- Original author: kaanse
- Written in: C
- Platform: AArch64
- Available in: English
- License: MIT License
- Repository: github.com/kaansenol5/VibeOS ;

= VibeOS =

Artificial intelligence operating system

VibeOS is an operating system built from scratch mainly using generative artificial intelligence, with code produced through prompts to Claude as part of a vibe coding workflow. It is capable of running on QEMU and was successfully tested on a Raspberry Pi Zero 2 W. It has been released under the MIT License.

== Features ==

=== Core ===

- Custom kernel with cooperative multitasking (preemptive backup)
- FAT32 filesystem with long filename support
- Memory allocator, process scheduler, interrupt handling
- GIC-400 (QEMU) and BCM2836/BCM2835 (Pi) interrupt controllers
- Configurable boot (splash screen, boot target)

=== GUI ===

- Desktop environment with draggable windows
- Menu bar, dock, window minimize/maximize/close
- Mouse and keyboard input
- Modern macOS-inspired aesthetic

=== Networking ===

- Full TCP/IP stack (Ethernet, ARP, IP, ICMP, UDP, TCP)
- DNS resolver
- HTTP client
- TLS 1.2 with HTTPS support

=== Apps ===

- Web browser with HTML/CSS rendering
- Terminal emulator with readline-style shell
- Text editor (vim clone) with syntax highlighting
- File manager with drag-and-drop
- Music player (MP3/WAV)
- Calculator, system monitor
- VibeCode IDE
- Doom port

=== Development ===

- TCC (Tiny C Compiler) - compile C programs directly on VibeOS
- MicroPython interpreter with full kernel API bindings
- 60+ userspace programs (coreutils, games, GUI apps)

=== Hardware ===

- Runs on Raspberry Pi Zero 2W
- USB keyboard and mouse via DWC2 driver
- SD card via EMMC driver
- 1920×1080 framebuffer

== Further projects ==
There are other independent projects under the VibeOS name, including an independent development by Ben, also developed using vibe coding, aimed at creating a Unix-like operating system for educational purposes.

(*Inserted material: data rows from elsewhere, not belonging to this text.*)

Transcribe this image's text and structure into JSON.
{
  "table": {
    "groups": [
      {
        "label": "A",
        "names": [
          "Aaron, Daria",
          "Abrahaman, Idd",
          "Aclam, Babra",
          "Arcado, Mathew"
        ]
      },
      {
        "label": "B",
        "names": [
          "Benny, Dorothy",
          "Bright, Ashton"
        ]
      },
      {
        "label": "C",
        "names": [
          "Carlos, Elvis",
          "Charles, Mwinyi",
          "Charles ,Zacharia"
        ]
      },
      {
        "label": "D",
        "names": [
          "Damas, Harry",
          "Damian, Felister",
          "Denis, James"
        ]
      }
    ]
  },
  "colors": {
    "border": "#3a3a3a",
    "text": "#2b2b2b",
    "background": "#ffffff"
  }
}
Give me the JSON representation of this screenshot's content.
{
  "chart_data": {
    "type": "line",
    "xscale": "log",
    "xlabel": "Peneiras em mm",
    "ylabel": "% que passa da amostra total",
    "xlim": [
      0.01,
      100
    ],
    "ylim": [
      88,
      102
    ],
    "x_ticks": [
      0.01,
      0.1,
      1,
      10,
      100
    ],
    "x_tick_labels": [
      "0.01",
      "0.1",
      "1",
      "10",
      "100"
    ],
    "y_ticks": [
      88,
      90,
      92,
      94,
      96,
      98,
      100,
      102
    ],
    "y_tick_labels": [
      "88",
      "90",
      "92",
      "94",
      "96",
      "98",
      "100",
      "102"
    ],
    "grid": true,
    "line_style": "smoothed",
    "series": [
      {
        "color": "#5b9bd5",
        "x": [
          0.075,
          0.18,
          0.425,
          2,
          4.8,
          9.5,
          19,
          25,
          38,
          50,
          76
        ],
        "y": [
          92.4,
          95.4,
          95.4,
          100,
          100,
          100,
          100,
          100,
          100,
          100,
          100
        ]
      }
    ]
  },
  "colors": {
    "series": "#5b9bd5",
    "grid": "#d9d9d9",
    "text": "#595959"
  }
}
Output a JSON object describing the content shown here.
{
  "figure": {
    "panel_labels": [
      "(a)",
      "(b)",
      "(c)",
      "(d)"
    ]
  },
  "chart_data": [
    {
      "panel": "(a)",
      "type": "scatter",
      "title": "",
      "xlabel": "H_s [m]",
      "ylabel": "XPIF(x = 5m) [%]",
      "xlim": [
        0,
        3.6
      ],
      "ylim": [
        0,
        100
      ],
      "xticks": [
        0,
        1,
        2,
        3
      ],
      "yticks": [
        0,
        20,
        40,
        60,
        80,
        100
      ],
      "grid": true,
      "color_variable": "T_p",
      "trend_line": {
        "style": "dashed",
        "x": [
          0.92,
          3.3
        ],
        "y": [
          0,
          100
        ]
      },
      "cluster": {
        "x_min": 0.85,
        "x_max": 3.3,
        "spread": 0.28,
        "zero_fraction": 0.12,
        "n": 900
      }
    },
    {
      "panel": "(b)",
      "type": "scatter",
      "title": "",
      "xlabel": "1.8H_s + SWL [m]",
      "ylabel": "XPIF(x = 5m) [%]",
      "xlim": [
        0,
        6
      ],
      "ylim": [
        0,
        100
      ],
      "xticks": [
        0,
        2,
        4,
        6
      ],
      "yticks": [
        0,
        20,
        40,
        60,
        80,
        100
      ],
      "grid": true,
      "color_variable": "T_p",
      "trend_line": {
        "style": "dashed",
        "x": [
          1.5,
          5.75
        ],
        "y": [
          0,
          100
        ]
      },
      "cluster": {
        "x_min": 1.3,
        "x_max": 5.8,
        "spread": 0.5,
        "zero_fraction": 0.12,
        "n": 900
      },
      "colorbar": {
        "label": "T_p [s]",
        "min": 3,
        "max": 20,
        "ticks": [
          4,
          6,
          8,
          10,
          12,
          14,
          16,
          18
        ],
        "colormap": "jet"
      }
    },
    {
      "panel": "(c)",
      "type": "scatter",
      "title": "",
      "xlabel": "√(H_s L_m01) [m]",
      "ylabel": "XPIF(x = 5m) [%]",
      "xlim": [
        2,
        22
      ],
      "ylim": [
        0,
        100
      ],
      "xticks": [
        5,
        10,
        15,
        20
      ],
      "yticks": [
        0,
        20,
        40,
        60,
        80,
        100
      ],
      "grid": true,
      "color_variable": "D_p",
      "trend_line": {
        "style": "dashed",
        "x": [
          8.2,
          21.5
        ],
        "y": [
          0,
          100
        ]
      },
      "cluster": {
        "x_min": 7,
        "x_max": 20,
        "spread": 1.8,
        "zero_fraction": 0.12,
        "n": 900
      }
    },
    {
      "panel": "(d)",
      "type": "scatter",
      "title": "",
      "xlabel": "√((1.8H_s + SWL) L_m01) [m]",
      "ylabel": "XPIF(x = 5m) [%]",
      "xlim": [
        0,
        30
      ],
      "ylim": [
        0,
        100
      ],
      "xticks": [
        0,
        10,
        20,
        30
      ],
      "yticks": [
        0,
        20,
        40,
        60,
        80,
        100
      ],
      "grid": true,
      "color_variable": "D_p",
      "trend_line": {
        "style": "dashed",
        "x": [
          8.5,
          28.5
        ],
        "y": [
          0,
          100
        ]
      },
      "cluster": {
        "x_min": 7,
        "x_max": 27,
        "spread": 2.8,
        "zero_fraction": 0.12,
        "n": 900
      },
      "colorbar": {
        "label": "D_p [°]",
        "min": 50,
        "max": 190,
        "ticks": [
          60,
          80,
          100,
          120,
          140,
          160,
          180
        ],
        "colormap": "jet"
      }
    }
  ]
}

Another project is Vib-OS, an operating system also built using vibe coding, capable of booting on a Raspberry Pi. It offers a desktop environment with a customizable wallpaper, a file manager, and a web browser currently in an early stage of development, a functional Doom port, among other features that are not very polished given the state of development.